IKEA also does a very good job in their USA stores of hiding the fact that
all their products are metric.  The shelf labels have all this oddball
fractions of inches stuff.

 

Carleton

 

  _____  

From: [EMAIL PROTECTED] [mailto:[EMAIL PROTECTED] On Behalf
Of Robert Price
Sent: Monday, May 21, 2007 13:45
To: U.S. Metric Association
Subject: [USMA:38742] Re: Meter stick woes

 

If all else fails you could try Ikea, if there is one near you.  They have a
meter tape that is free to all customers.

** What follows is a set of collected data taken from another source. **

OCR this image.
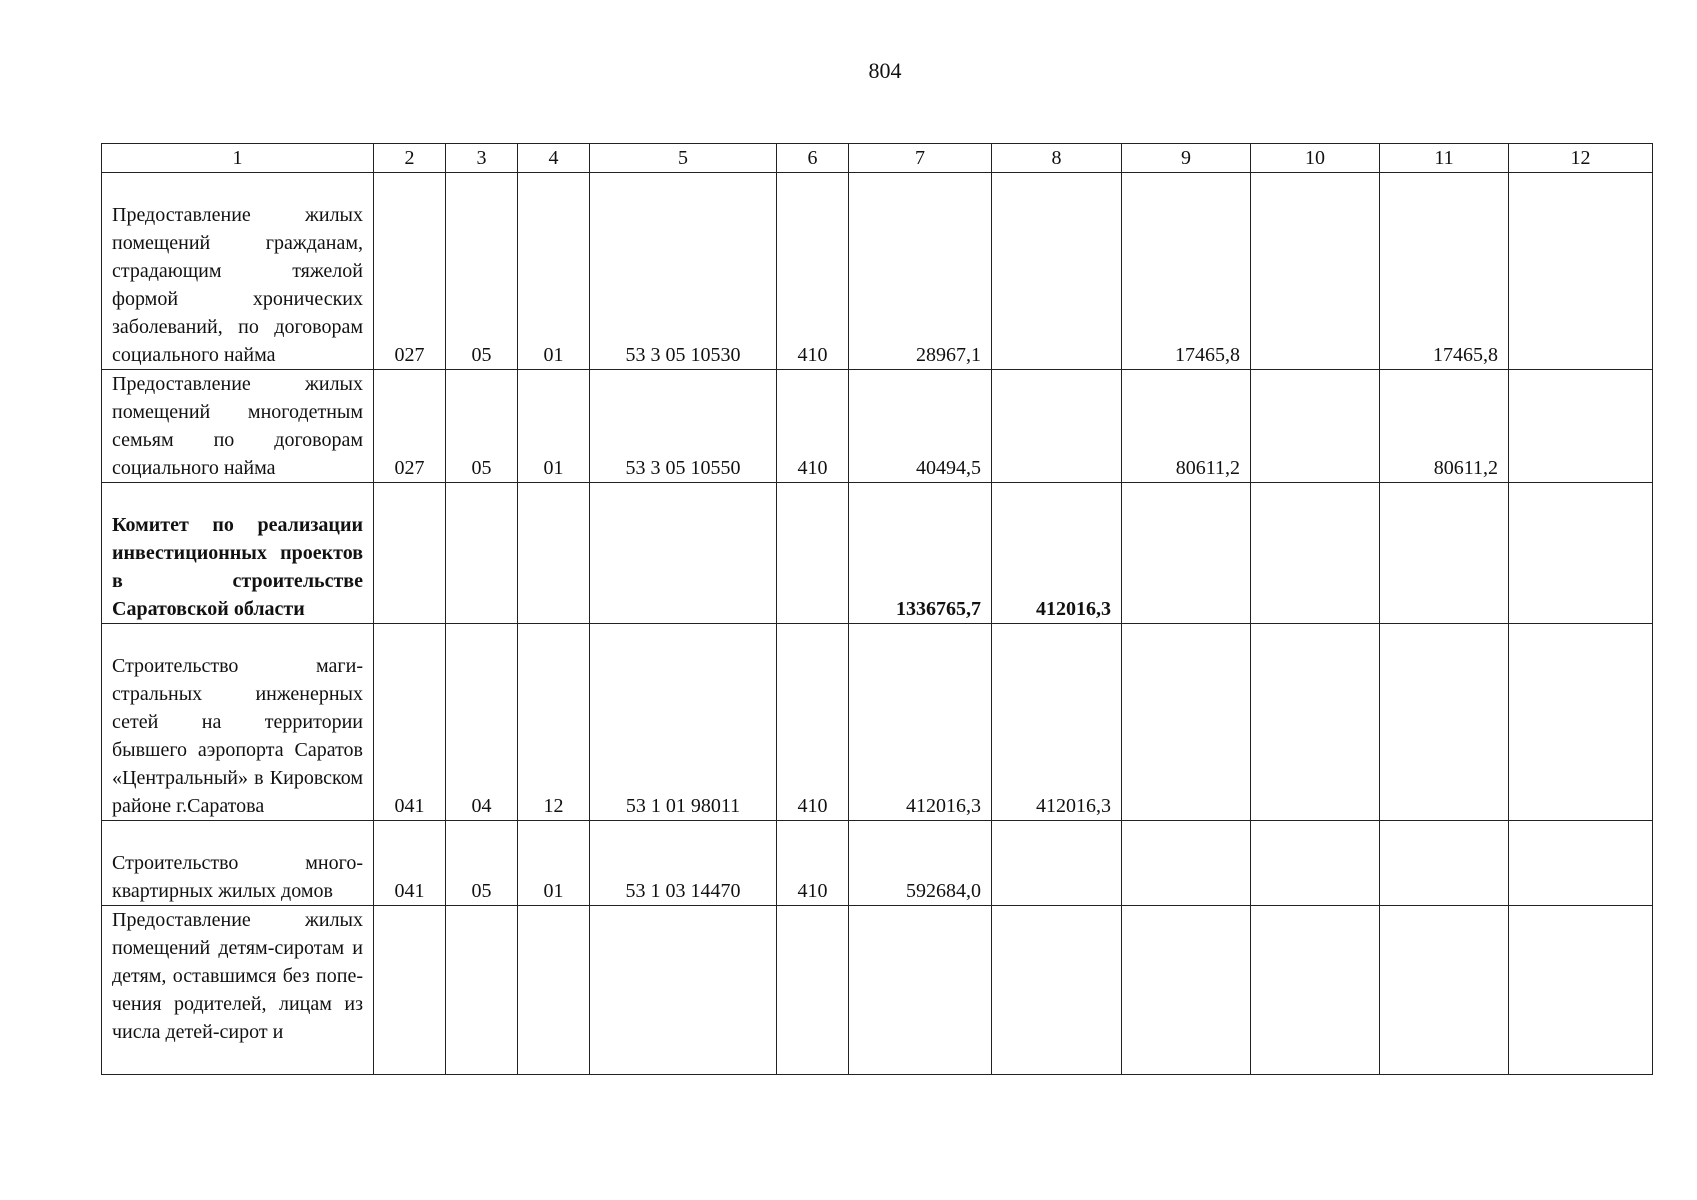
804
1	2	3	4	5	6	7	8	9	10	11	12
Предоставление жилых помещений гражданам, страдающим тяжелой формой хронических заболеваний, по договорам социального найма	027	05	01	53 3 05 10530	410	28967,1		17465,8		17465,8	
Предоставление жилых помещений многодетным семьям по договорам социального найма	027	05	01	53 3 05 10550	410	40494,5		80611,2		80611,2	
Комитет по реализации инвестиционных проектов в строительстве Саратовской области						1336765,7	412016,3				
Строительство магистральных инженерных сетей на территории бывшего аэропорта Саратов «Центральный» в Кировском районе г.Саратова	041	04	12	53 1 01 98011	410	412016,3	412016,3				
Строительство многоквартирных жилых домов	041	05	01	53 1 03 14470	410	592684,0					
Предоставление жилых помещений детям-сиротам и детям, оставшимся без попечения родителей, лицам из числа детей-сирот и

This is not a wooden stick, but at least you would have a metric measure.

Bob



 

----- Original Message ----
From: Mike Millet <[EMAIL PROTECTED]>
To: U.S. Metric Association <[email protected]>
Sent: Saturday, May 19, 2007 8:49:41 PM
Subject: [USMA:38732] Meter stick woes

Hi all,

 

I was wondering if any of you had any idea just where I could go to acquire
a nice (preferably wooden) meterstick.  The reason I ask is that my mother
homsechooles both my sister and my brother and they recently switched to
using a curriculum from the UK that is of course in all SI. 

 

The previous curriculua they have used has had maths problems in a mixture
of USC and SI, and so getting used to the SI only measures has not been a
problem for either one of the kids. However, many fruitless trips around
town has led me to believe that the meterstick must be one rare measurement
animal in the US. 

 

My grandmother had a meterstick that she got while in Tahiti in 1982 but
someone appears to have thrown it out long ago.

 

Any ideas?

 

Mike

-- 
"The boy is dangerous, they all sense it why can't you?"